Saat itu, toko – toko modern tumbuh menjamur sebagai waralaba dimana – mana, termasuk di kawasan sekitar Warung Merah. Namun, Slamet tidak gentar. Bekal berbagai kursus dan bimbingan berbagai pihak yang telah dia dapatkan sebelumnya benar – benar dia terapkan Bersama istri tercinta. Bekal ilmu untuk mengubah warung sederhana dan tradisional menjadi toko modern yang terang benderang, tertata rapi, bersih dan nyaman bagi pembeli telah dia miliki, hingga Slamet berani menambah luas toko nya.

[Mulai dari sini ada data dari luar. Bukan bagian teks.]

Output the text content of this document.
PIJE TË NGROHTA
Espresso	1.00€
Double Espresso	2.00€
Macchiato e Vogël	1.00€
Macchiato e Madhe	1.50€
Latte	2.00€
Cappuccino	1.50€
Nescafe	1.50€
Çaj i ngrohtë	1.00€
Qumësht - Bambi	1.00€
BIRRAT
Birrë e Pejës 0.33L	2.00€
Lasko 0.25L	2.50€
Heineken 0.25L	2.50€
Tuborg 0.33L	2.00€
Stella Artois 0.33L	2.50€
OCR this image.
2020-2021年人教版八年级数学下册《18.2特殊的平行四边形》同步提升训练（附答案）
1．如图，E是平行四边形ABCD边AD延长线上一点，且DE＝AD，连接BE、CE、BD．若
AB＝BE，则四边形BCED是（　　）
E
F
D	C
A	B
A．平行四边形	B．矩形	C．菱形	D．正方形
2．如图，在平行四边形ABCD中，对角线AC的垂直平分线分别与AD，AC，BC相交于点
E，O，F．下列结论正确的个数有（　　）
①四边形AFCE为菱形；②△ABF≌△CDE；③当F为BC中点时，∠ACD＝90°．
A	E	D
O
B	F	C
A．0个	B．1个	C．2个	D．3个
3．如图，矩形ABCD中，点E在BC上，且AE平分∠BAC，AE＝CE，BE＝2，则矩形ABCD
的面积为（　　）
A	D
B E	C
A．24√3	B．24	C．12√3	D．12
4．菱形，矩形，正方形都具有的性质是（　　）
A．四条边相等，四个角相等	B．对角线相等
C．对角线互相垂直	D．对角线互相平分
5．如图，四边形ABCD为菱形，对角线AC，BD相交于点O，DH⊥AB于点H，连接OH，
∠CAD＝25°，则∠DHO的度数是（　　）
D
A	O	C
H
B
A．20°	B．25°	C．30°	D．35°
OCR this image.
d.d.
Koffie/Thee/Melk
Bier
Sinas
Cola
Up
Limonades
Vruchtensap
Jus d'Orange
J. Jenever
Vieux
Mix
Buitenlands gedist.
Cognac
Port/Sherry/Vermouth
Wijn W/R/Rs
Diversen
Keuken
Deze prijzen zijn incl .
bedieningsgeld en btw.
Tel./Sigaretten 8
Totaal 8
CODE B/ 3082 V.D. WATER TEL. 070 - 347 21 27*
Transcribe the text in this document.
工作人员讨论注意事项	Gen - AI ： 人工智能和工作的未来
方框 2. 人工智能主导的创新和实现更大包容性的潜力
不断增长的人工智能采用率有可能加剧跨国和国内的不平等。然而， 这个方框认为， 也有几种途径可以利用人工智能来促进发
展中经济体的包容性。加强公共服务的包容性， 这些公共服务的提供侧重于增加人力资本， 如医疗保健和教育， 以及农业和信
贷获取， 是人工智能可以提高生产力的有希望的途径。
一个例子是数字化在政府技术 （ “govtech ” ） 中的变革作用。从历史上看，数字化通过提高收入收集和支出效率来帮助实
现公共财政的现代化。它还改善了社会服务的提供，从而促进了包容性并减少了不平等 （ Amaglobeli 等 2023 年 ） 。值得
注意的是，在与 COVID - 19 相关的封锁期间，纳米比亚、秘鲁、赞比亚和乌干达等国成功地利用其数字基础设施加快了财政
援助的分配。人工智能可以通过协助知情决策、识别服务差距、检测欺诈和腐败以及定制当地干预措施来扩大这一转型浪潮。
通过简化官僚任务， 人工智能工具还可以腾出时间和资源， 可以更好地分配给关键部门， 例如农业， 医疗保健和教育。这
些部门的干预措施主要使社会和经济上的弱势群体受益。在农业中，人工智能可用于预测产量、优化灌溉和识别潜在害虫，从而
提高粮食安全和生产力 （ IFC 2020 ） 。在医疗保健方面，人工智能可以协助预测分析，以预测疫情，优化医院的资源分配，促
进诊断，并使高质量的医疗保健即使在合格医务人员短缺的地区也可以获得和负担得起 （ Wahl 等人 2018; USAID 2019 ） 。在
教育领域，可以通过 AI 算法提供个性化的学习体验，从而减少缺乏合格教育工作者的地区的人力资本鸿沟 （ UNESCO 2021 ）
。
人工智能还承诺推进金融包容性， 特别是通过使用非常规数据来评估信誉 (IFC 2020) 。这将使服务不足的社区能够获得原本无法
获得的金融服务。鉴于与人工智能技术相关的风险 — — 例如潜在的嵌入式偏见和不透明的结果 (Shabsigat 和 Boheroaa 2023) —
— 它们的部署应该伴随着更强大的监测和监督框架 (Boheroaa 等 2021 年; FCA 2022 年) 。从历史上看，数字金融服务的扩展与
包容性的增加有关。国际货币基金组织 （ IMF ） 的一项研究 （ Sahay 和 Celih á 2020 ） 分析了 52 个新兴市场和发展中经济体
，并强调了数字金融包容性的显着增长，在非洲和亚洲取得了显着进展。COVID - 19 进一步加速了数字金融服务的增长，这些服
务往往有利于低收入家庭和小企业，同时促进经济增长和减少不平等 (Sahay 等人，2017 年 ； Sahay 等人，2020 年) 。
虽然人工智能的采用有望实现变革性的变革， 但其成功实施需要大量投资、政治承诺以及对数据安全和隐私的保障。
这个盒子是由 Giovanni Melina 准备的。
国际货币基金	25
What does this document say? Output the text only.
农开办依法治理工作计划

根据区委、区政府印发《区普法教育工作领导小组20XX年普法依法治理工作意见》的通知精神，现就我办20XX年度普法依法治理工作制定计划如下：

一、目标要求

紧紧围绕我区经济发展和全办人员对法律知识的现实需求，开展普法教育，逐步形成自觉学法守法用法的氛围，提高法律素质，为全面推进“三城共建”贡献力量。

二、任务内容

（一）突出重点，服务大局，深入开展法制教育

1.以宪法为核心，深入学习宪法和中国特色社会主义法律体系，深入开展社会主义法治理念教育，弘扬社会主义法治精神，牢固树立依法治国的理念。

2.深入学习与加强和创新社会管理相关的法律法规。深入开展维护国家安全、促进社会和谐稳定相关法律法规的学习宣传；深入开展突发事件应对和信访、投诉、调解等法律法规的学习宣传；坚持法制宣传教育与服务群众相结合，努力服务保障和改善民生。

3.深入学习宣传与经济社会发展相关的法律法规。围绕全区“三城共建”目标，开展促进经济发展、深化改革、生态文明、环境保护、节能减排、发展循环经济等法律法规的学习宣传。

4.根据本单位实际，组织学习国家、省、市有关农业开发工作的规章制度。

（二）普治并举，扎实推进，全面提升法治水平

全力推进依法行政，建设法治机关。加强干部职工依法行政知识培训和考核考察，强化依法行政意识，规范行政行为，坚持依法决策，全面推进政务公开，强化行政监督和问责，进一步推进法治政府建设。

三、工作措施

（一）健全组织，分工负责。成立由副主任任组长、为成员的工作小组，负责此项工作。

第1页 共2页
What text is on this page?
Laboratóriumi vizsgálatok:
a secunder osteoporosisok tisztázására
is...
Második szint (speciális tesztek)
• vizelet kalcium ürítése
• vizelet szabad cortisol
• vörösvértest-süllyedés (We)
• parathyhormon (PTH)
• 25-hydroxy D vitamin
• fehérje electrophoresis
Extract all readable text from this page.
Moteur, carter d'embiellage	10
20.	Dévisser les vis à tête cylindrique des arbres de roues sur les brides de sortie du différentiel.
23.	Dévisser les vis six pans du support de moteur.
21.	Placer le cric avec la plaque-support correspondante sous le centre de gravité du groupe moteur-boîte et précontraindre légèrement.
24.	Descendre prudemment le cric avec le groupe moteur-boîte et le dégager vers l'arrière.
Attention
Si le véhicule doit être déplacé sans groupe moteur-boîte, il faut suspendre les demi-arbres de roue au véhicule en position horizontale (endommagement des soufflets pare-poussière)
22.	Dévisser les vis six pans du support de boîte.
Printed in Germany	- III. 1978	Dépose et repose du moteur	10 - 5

Tahun 2009, warung kecil itu berubah menjadi sebuah toko, dan nama pun berubah menjadi Toko Merah.
Bertransformasi
Kisah bisnis Slamet selama 16 tahun merupakan potret perjalanan sebuah warung yang bertransformasi dalam menghadapi berbagai tantangan dan kendala. Termasuk pada saat Slamet membutuhkan dukungan dana untuk modal memperbesar warungnya.
Atas dukungan BNI, Warung Merah bertransformasi menjadi Toko Merah setelah bangunannya diperluas dengan dukungan Kredit Usaha Rakyat (KUR) BNI senilai Rp 400 juta. Lalu, tiba – tiba pandemi Covid – 19 pun menyerang, jumlah pembeli yang datang ke toko pun berkurang, transaksi menurun, pendapatan pun kena imbasnya.
Namun, semangat tinggi Slamet tidak kendur. Dia lengkapi semua fasilitas pendukung Protokol Kesehatan, mulai dari alat pencuci tangan, dan hand sanitizer. Selain itu, Slamet menambah 2 pegawai yang bertugas mengantar barang yang dipesan, karena setelah didera Pandemi, Slamet melayani pemesan melalui aplikasi chating, yaitu WhatApps. Kini, daya layanan Slamet pun meningkat dari radius 2 kilometer menjadi 4 kilometer.
“Akibat pandemi, pelanggan yang datang berkurang. Kami berupaya untuk berinisiatif mempertahankan pelanggan dan usaha. Sekarang kami kirim barangnya. Pelanggan cukup WA atau Telpon, kami kirim barangnya. Jadi (penjualan) kami hanya turun sebentar, setelah itu naik lagi. Beruntung juga dengan BNI yang sudah memilih saya Agen46,” ujarnya.
Omzet 40%
Omzet Toko Merah dapat bertahan berkat berbagai transaksi elektronis sebagai Agen46. Toko Merah difasilitasi mesin EDC oleh BNI, sehingga bisa melayani transfer atau kirim uang. Pelanggan tidak perlu kemana-mana, cukup ke Toko Merah saja. Banyak pelanggan yang mengirim uang lewat BNI di Toko Merah. Selain itu, Slamet juga melayani jual pulsa, membayar tagihan listrik, membayar tagihan telepon , PDAM, hingga token listrik.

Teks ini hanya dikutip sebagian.